I should add that two of the color autopsy color prints are labeled "missile wound in posterior skull with scalp reflected" (ARRB Exhibit 13, Numbers 44 and 45).
Yet, Jerry Organ continues to peddle his silly fiction that the autopsy doctors never reflected the scalp over the rear head entry wound and did not see the wound in the skull.
We should also remember what Dr. Finck said about the rear head entry wound in his testimony at the Clay Shaw trial, and note that this was after he had reviewed the autopsy materials for the Justice Department in late 1966. He said, "I don't endorse the 100 mm [relocation of the entrance wound]. . . . I saw the wound of entry in the back of the head . . . slightly above the EOP, and it was definitely not 4 inches or 100 mm above it."
One cannot be viewed as credible if one clings to the cowlick entry site without explaining the following issues (among other issues):
1. How a bullet entering at the cowlick site could have caused the subcortical damage, especially given the fact that there is no path/cavitation connecting the subcortical damage with the cortical damage. I have raised this issue repeatedly, and you guys just keep ducking it.

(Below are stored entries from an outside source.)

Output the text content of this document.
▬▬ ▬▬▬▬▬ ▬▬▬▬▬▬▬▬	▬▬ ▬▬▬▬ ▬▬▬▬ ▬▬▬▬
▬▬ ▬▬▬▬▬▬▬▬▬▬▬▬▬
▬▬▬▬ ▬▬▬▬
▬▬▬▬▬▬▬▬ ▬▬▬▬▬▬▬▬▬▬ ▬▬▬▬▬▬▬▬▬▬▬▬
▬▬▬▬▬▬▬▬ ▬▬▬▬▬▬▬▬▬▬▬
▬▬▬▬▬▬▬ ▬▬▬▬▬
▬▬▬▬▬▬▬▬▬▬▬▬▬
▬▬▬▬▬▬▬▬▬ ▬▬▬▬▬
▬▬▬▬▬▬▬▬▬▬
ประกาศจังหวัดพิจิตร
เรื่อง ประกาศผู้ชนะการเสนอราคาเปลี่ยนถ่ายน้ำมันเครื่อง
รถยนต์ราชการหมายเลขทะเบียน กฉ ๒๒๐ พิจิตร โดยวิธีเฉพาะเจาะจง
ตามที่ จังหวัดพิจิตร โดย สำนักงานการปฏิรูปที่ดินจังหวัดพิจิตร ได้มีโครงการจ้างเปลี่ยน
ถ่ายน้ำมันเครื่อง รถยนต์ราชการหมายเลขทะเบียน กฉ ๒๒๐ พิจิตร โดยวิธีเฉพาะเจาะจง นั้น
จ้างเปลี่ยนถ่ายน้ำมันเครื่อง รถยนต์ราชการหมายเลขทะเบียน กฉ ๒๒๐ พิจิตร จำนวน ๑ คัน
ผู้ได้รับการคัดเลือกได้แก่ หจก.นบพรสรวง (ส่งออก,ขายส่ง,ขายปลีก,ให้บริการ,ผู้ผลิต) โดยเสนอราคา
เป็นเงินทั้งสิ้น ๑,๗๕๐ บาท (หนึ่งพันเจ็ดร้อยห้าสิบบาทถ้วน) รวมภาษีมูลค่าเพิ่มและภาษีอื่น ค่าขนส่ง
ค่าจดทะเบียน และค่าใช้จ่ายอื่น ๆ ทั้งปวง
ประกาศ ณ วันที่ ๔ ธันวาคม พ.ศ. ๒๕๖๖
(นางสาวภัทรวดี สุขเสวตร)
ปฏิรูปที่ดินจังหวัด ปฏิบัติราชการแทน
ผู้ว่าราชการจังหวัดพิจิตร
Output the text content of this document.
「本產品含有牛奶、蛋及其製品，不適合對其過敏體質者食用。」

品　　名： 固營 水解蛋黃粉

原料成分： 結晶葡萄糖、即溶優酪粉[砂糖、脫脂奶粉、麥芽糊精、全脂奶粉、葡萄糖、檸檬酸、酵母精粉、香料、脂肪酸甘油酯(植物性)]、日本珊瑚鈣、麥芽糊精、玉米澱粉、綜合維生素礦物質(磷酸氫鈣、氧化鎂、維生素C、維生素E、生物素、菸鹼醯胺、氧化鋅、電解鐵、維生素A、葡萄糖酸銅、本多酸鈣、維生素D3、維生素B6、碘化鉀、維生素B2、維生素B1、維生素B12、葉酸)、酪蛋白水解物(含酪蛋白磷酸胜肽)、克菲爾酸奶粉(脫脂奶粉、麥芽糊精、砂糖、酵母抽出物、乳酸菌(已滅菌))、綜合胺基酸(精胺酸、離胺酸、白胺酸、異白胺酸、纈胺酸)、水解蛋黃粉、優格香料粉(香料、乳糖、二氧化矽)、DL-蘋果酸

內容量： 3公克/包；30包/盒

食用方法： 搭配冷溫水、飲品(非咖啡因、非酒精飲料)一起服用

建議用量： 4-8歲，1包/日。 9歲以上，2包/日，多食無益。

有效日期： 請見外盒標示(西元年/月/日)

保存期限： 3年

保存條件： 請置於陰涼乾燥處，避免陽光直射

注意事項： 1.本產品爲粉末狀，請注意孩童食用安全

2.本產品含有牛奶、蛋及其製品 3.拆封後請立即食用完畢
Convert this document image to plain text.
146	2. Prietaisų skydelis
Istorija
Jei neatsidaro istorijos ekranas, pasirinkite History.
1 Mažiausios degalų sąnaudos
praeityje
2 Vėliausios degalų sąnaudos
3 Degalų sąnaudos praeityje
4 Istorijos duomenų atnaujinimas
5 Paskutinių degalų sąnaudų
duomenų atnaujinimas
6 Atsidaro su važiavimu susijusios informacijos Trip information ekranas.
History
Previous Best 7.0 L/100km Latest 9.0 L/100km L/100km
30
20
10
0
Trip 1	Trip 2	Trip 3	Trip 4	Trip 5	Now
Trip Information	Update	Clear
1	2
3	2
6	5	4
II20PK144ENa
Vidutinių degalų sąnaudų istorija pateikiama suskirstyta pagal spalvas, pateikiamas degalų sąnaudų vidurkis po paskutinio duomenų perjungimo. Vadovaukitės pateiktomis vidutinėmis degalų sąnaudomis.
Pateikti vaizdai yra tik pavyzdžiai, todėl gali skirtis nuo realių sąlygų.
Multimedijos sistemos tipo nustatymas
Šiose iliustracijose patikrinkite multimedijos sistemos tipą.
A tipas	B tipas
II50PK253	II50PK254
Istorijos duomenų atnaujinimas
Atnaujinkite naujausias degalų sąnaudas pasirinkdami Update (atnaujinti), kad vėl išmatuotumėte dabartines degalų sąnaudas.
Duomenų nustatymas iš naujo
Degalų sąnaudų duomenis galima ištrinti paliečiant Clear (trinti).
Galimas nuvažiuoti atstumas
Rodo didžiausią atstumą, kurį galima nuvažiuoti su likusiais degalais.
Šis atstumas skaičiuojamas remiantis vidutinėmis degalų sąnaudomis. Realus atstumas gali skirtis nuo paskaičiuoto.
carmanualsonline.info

2. How two bullet fragments, supposedly from the cross section of an FMJ missile, could have ended up 1 cm below the cowlick site, especially if a bullet struck there at a downward angle. I defy you to cite a single case in the history of forensic science where an FMJ bullet has behaved in this manner.
3. Why not one of the FMJ bullets in the WC and Biophysics Lab wound ballistics tests deposited a fragment, much less two fragments, on the outer table of the skull or anywhere near the outer table.
4. Why not one of the skulls in the Biophysics Lab wound ballistics test showed extensive fracturing from the entry holes, even though those skulls, being dried skulls, were more brittle than live skulls. (The only plausible answer to this problem is that the extensive cracking of the skull in the back of the head was caused by an exiting bullet that struck the head in the front.)
5. Why the high fragment trail seen on the lateral x-rays does not
align with the cowlick site and does
not even come close to extending to the cowlick site. (Indeed, most of the high fragment trail is concentrated in the right frontal region, near the small notch in the right temple that several experts have identified on the skull x-rays. Gee, what a coincidence.)
There are other problems with the cowlick site, but these are the main ones that must be faced. Ducking them, pretending they don't exist, will not make them go away. You guys can keep posting bogus and/or irrelevant graphics and going off on endless diversionary evasions, but doing so won't make these problems disappear. It should tell you something that even a diehard WC apologist such as Dr. Larry Sturdivan, who is also your side's most qualified wound ballistics expert, has rejected the cowlick site.